Mike Duman didn’t have any opposition, but strong candidates ran against Charles Brown, Jeffrey Gardy and Charles Parr. Those three, especially, have been steadfast allies of Mayor Linda T. Johnson and have said they support the city manager wholeheartedly.

That’s not what a lot of voters wanted to hear. With the raise, school funding issues, a lack of transparency, rising fees, higher water and sewer rates and other hot-button issues at the top of their minds — even 22 months after the raise happened — voters made sure to turn up and vote against the incumbents.

Throughout the campaign, the incumbents made their case for the city’s progress. Suffolk is in better financial shape than it was in 2006, they noted. Crime is down, jobs are up and capital improvements have sprouted up everywhere.

But many voters wondered about the hidden costs of all that progress, and they didn’t have to look much further than their children’s schools.

Teachers left in record numbers after last school year, many of them going to neighboring jurisdictions where they could get double-digit percent raises with just a little extra commuting time.

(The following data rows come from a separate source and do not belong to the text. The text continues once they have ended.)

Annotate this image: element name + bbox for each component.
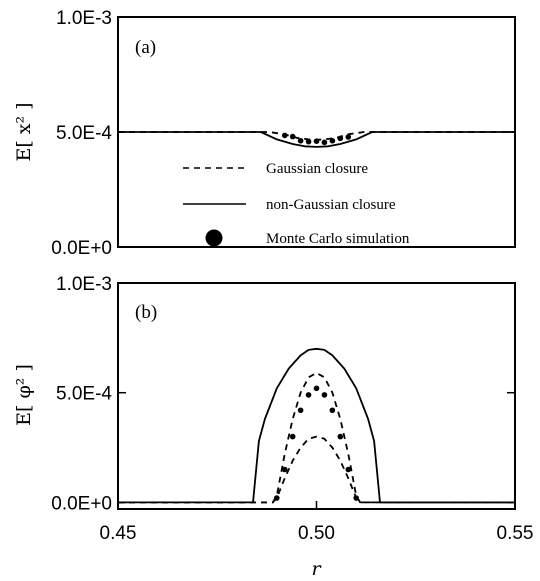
monte-carlo-point bbox=[305, 392, 312, 398]
monte-carlo-point bbox=[337, 433, 344, 440]
x-tick-label: 0.55 bbox=[497, 523, 534, 544]
monte-carlo-point bbox=[274, 495, 280, 501]
monte-carlo-point bbox=[313, 385, 320, 392]
panel-b: (b) E[ φ² ] 0.0E+05.0E-41.0E-3 0.45 0.50 0… bbox=[13, 274, 533, 580]
gaussian-closure-line bbox=[118, 435, 515, 504]
monte-carlo-point bbox=[313, 138, 320, 144]
legend-label-gaussian: Gaussian closure bbox=[266, 161, 368, 177]
monte-carlo-point bbox=[329, 137, 336, 144]
monte-carlo-point bbox=[329, 407, 336, 414]
panel-b-label: (b) bbox=[135, 302, 157, 323]
panel-b-y-ticks: 0.0E+0 5.0E-4 1.0E-3 bbox=[51, 274, 515, 514]
non-gaussian-closure-line bbox=[118, 347, 515, 504]
panel-a-ylabel: E[ x² ] bbox=[13, 102, 35, 161]
monte-carlo-point bbox=[345, 466, 352, 473]
legend: Gaussian closure non-Gaussian closure Mo… bbox=[183, 161, 410, 247]
monte-carlo-point bbox=[305, 138, 312, 145]
y-tick-label: 0.0E+0 bbox=[51, 493, 112, 514]
legend-label-monte-carlo: Monte Carlo simulation bbox=[266, 231, 410, 247]
gaussian-closure-line bbox=[118, 372, 515, 504]
y-tick-label: 1.0E-3 bbox=[56, 274, 112, 295]
panel-b-frame bbox=[117, 282, 516, 510]
monte-carlo-point bbox=[281, 132, 288, 139]
y-tick-label: 5.0E-4 bbox=[56, 123, 112, 144]
y-tick-label: 0.0E+0 bbox=[51, 238, 112, 259]
panel-a-series bbox=[118, 131, 515, 148]
panel-b-xlabel: r bbox=[311, 558, 322, 580]
panel-a: (a) E[ x² ] 0.0E+0 5.0E-4 1.0E-3 Gaussian … bbox=[13, 8, 516, 259]
panel-b-series bbox=[118, 347, 515, 504]
y-tick-label: 5.0E-4 bbox=[56, 384, 112, 405]
panel-a-label: (a) bbox=[135, 37, 156, 58]
monte-carlo-point bbox=[289, 133, 296, 140]
x-tick-label: 0.50 bbox=[298, 523, 335, 544]
monte-carlo-point bbox=[297, 137, 304, 144]
x-tick-label: 0.45 bbox=[100, 523, 137, 544]
monte-carlo-point bbox=[289, 433, 296, 440]
non-gaussian-closure-line bbox=[118, 131, 515, 148]
legend-label-non-gaussian: non-Gaussian closure bbox=[266, 197, 396, 213]
monte-carlo-point bbox=[353, 495, 360, 501]
legend-dot-sample bbox=[205, 229, 223, 247]
monte-carlo-point bbox=[321, 392, 328, 398]
monte-carlo-point bbox=[345, 134, 352, 140]
monte-carlo-point bbox=[321, 139, 328, 146]
panel-b-ylabel: E[ φ² ] bbox=[13, 364, 35, 426]
monte-carlo-point bbox=[337, 135, 344, 142]
monte-carlo-point bbox=[297, 407, 304, 414]
monte-carlo-point bbox=[281, 466, 288, 473]
panel-b-x-ticks: 0.45 0.50 0.55 bbox=[100, 501, 534, 544]
y-tick-label: 1.0E-3 bbox=[56, 8, 112, 29]
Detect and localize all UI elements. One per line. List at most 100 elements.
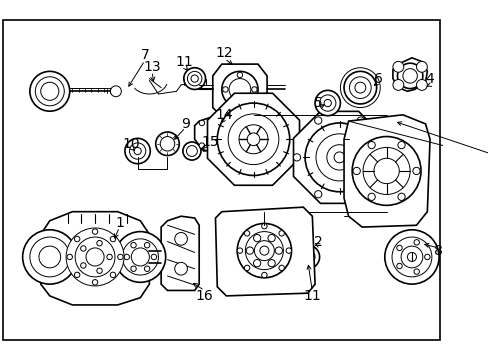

Parr has said the new council members will find that being on council is different than they thought it would be, and that would likely be true to an extent no matter what. But the very fact that the councilmen-elect, along with the rest of the citizens, don’t know the rationale behind much of what the current council has done is part of the problem.

Suffolk politics will be a much different world come January, when Leroy Bennett, Don Goldberg and Tim Johnson take office. Exactly what that world looks like remains to be seen.